For medium values of $n$, in particular for integers $21 \leq n \leq 999$ that are a multiple of $3$, $n=3m$, the best general lower bound for $c_{n,3}$ was found by applying \eqref{cn3} to the following Fujimura set construction It is convenient to write $[a,b,c]$ for the point $(m+a,m+b,m+c)$, together with its permutations, with the convention that $[a,b,c]$ is empty if these points do not lie in $\Delta_{n,3}$. Then a Fujimura set can be constructed by taking the following groups of points:

\begin{enumerate} \item The thirteen groups of points $$[-7,-3,+10], [-7, 0,+7], [-7,+3,+4], [-6,-4,+10], [-6,-1,+7], [-6,+2,+4]$$ $$[-5,-1,+6],[-5,+2,+3],[-4,-2,+6], [-4,+1,+3], [-3,+1,+2], [-2,0,+2], [-1,0,+1];$$ \item The four families of groups $$[-8-y-2x,-6+y-2x,14+4x], [-8-y-2x,-3+y-2x,11+4x], $$ $$[-8-y-2x,x+y,8+x], [-8-2x,3+x,5+x]$$ for $x \geq 0$ and $y=0,1$. \end{enumerate}

Numerical computation shows that this construction gives a line-free set in $[3]^n$ of density approximately $2.7 \sqrt{\frac{\log n}{n}}$ for $n \leq 1000$; for instance, when $n=99$, it gives a line-free set of density at least $1/3$. Some additional constructions of this type can be found at the page {\tt Upper and lower bounds} at \cite{polywiki}.

However, the bounds in Theorem \ref{dhj-lower}, which we now prove, are asymptotically superior to these constructions.

\begin{proof}[Proof of Theorem \ref {dhj-lower}] Let $M$ be the circulant matrix with first row $(1,2,\ldots,k-1)$, second row $(k-1,1,2,\dots,k-2)$, and so on.

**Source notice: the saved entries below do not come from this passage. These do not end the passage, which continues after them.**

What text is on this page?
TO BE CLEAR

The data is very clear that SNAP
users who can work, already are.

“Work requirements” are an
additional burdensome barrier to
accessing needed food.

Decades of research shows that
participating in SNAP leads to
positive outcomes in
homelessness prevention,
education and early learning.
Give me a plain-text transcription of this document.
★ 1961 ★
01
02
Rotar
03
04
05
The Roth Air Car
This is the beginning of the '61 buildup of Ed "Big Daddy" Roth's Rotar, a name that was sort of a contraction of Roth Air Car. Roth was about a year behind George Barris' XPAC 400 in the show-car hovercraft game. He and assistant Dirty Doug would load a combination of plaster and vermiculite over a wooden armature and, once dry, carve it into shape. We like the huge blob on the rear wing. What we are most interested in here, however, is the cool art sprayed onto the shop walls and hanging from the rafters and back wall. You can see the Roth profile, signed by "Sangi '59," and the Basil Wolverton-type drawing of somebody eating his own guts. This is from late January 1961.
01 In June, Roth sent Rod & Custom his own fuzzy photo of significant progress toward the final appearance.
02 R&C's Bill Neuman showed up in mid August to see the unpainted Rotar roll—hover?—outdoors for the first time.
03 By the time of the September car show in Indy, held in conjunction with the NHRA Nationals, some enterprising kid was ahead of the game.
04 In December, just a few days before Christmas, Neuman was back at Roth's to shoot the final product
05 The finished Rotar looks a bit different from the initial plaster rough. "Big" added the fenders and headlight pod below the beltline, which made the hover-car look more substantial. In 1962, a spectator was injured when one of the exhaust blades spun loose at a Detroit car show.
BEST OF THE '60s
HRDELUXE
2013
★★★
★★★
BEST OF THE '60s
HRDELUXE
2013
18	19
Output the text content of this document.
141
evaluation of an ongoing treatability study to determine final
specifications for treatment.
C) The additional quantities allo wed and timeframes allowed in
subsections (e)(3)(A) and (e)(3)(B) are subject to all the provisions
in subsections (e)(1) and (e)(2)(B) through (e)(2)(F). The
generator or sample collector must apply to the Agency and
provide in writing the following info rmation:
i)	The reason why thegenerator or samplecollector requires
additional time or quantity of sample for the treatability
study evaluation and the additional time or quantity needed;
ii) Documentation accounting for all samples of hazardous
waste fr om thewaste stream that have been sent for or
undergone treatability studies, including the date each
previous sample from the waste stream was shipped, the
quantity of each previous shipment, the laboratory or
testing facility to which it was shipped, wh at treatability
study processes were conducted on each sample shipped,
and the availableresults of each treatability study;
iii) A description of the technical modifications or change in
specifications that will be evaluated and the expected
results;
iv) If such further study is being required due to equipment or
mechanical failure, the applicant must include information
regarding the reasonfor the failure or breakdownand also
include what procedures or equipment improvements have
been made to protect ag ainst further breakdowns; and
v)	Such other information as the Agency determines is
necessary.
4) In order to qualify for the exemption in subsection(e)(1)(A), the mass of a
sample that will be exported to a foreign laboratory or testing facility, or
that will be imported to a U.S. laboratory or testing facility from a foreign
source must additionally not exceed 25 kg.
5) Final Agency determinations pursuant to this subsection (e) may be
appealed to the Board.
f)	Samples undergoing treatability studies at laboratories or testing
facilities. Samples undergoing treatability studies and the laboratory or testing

Note that $M$ has nonzero determinant by well-known properties\footnote{For instance, if we let $A_i$ denote the $i^{th}$ row, we see that $(A_1-A_2)+(A_{i+1}-A_i)$ is of the form $(0,\ldots,0,-k+1,0,\ldots,0,k-1)$, and so the row space spans all the vectors whose coordinates to zero; but the first row has a non-zero coordinate sum, so the rows in fact span the whole space.} of circulant matrices, see e.g. \cite[Theorem 3]{kra}.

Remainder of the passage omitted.